March 26, 2006
SXSW Report #18: Rahim @ Soho Lounge
The first showcase I saw on Thursday evening was Rahim’s set at the Soho Lounge. A friend turned me on to this Brooklyn trio last summer when they released their debut EP Jungles. Jungles was an above-average slice of minimal, tuneful and vaguely danceable post-punk. However, I knew that I would have to hear an album’s worth of their material to decide whether they were truly something special, or just another notch on the Frenchkiss label’s belt. After the set they played this evening, I’m leaning toward the former.

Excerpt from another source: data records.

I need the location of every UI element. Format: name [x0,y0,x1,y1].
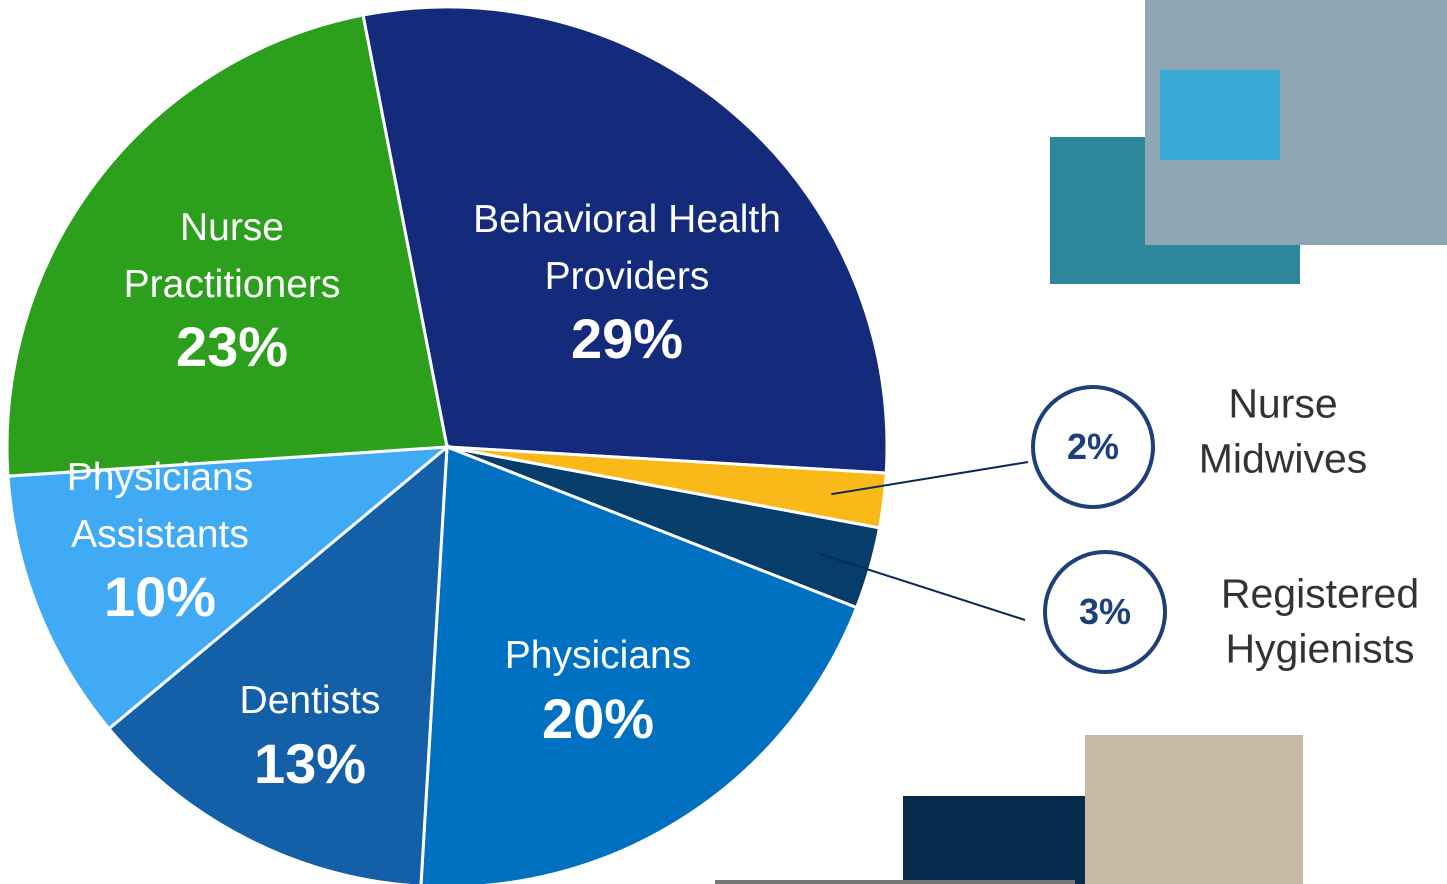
slice-value: 10% [40,563,280,630]
slice-value: 20% [468,685,728,752]
slice-value: 13% [210,730,410,797]
photo-detail [1160,70,1280,160]
page: Behavioral Health Providers29% Physicians… [0,0,1447,884]
slice-name: Dentists [210,673,410,730]
slice-value: 3% [1079,591,1131,633]
slice-name: Nurse Midwives [1183,377,1383,488]
slice-value: 2% [1067,426,1119,468]
photo [1085,735,1303,884]
decor-block [903,796,1103,884]
slice-value: 29% [457,305,797,372]
slice-value: 23% [82,313,382,380]
slice-name: Physicians [468,628,728,685]
slice-name: Behavioral Health Providers [457,192,797,305]
decor-line [715,880,1075,884]
slice-name: Nurse Practitioners [82,200,382,313]
slice-name: Registered Hygienists [1200,567,1440,678]
slice-name: Physicians Assistants [40,450,280,563]
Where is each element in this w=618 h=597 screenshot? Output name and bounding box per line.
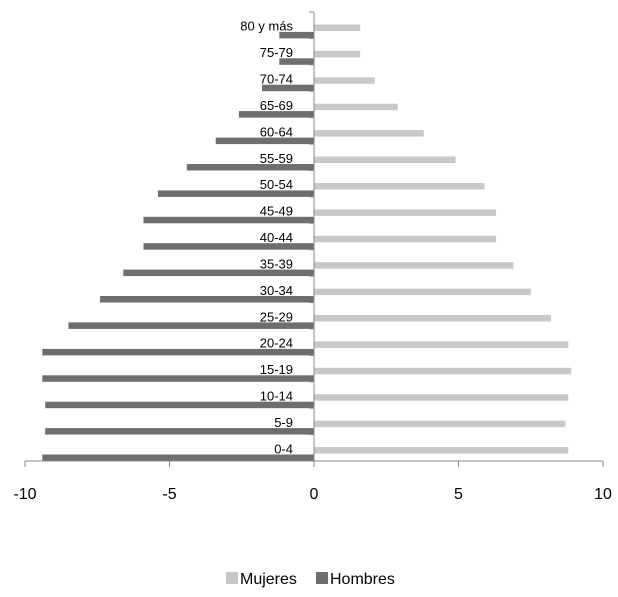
category-label: 60-64 [260, 124, 293, 139]
bar-hombres-20-24 [42, 348, 315, 356]
bar-hombres-80-y-más [279, 31, 314, 39]
x-tick-label: 5 [454, 486, 463, 503]
category-label: 35-39 [260, 256, 293, 271]
bar-mujeres-5-9 [314, 420, 566, 428]
category-label: 15-19 [260, 362, 293, 377]
category-label: 55-59 [260, 151, 293, 166]
bar-mujeres-55-59 [314, 156, 456, 163]
category-label: 5-9 [274, 415, 293, 430]
bar-hombres-75-79 [279, 58, 314, 65]
bar-mujeres-50-54 [314, 183, 485, 190]
axis-layer [24, 11, 604, 467]
bar-mujeres-10-14 [314, 394, 569, 401]
bar-mujeres-35-39 [314, 262, 514, 269]
bar-mujeres-70-74 [314, 77, 375, 84]
bar-mujeres-25-29 [314, 315, 551, 322]
legend-label-mujeres: Mujeres [240, 571, 297, 588]
category-label: 25-29 [260, 309, 293, 324]
category-label: 30-34 [260, 283, 293, 298]
bar-hombres-35-39 [123, 269, 314, 277]
category-label: 50-54 [260, 177, 293, 192]
x-tick-label: 0 [310, 486, 319, 503]
bar-mujeres-75-79 [314, 50, 361, 58]
bar-mujeres-30-34 [314, 288, 531, 296]
bar-hombres-10-14 [45, 401, 314, 409]
bar-hombres-25-29 [68, 322, 315, 329]
bars-layer [42, 24, 572, 461]
bar-hombres-5-9 [45, 428, 314, 435]
bar-mujeres-40-44 [314, 235, 497, 243]
category-label: 70-74 [260, 72, 293, 87]
bar-mujeres-0-4 [314, 447, 569, 454]
category-label: 65-69 [260, 98, 293, 113]
legend: Mujeres Hombres [226, 571, 395, 588]
bar-hombres-30-34 [100, 296, 314, 303]
bar-hombres-55-59 [186, 164, 314, 171]
bar-hombres-50-54 [157, 190, 314, 197]
legend-swatch-hombres [316, 572, 328, 584]
bar-mujeres-80-y-más [314, 24, 361, 31]
bar-mujeres-65-69 [314, 103, 398, 111]
bar-mujeres-20-24 [314, 341, 569, 348]
bar-hombres-40-44 [143, 243, 314, 250]
x-tick-label: 10 [594, 486, 612, 503]
bar-hombres-0-4 [42, 454, 315, 461]
category-label: 75-79 [260, 45, 293, 60]
category-label: 0-4 [274, 441, 293, 456]
labels-layer: 0-4 5-9 10-14 15-19 20-24 25-29 30-34 35-39 40-4… [13, 19, 612, 503]
bar-hombres-60-64 [215, 137, 314, 145]
x-tick-label: -10 [13, 486, 36, 503]
category-label: 40-44 [260, 230, 293, 245]
bar-mujeres-60-64 [314, 130, 424, 137]
bar-hombres-70-74 [262, 84, 314, 92]
category-label: 20-24 [260, 336, 293, 351]
x-tick-label: -5 [162, 486, 176, 503]
legend-swatch-mujeres [226, 572, 238, 584]
category-label: 80 y más [240, 19, 293, 34]
legend-label-hombres: Hombres [330, 571, 395, 588]
bar-hombres-15-19 [42, 375, 315, 382]
bar-hombres-65-69 [238, 111, 314, 118]
category-label: 45-49 [260, 204, 293, 219]
bar-mujeres-45-49 [314, 209, 497, 216]
category-label: 10-14 [260, 389, 293, 404]
bar-hombres-45-49 [143, 216, 314, 224]
bar-mujeres-15-19 [314, 367, 572, 375]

Most of the material they played came from their upcoming full-length Ideal Lives. To be honest, both their album and their live show reminded me of Q and Not U circa Different Damage — when they were still getting used to the absence of their bassist, before they put a bit more funk in their music. However, the guys in Rahim are better singers, and they know a bit more about the power of a catchy chorus than Q and Not U did. Rahim’s bassist only played when it was absolutely necessary to, often switching to keyboard and auxiliary percussion depending on the needs of the song. The singer played single-string guitar riffs that sketched the barest outline of a chord progression. The drummer held his end up nicely with playing that was creative, but not flashy. I think my favorite songs of their set were the anthem-like “10,000 Horses” and “Forever Love,” which wasn’t as corny as its title would imply.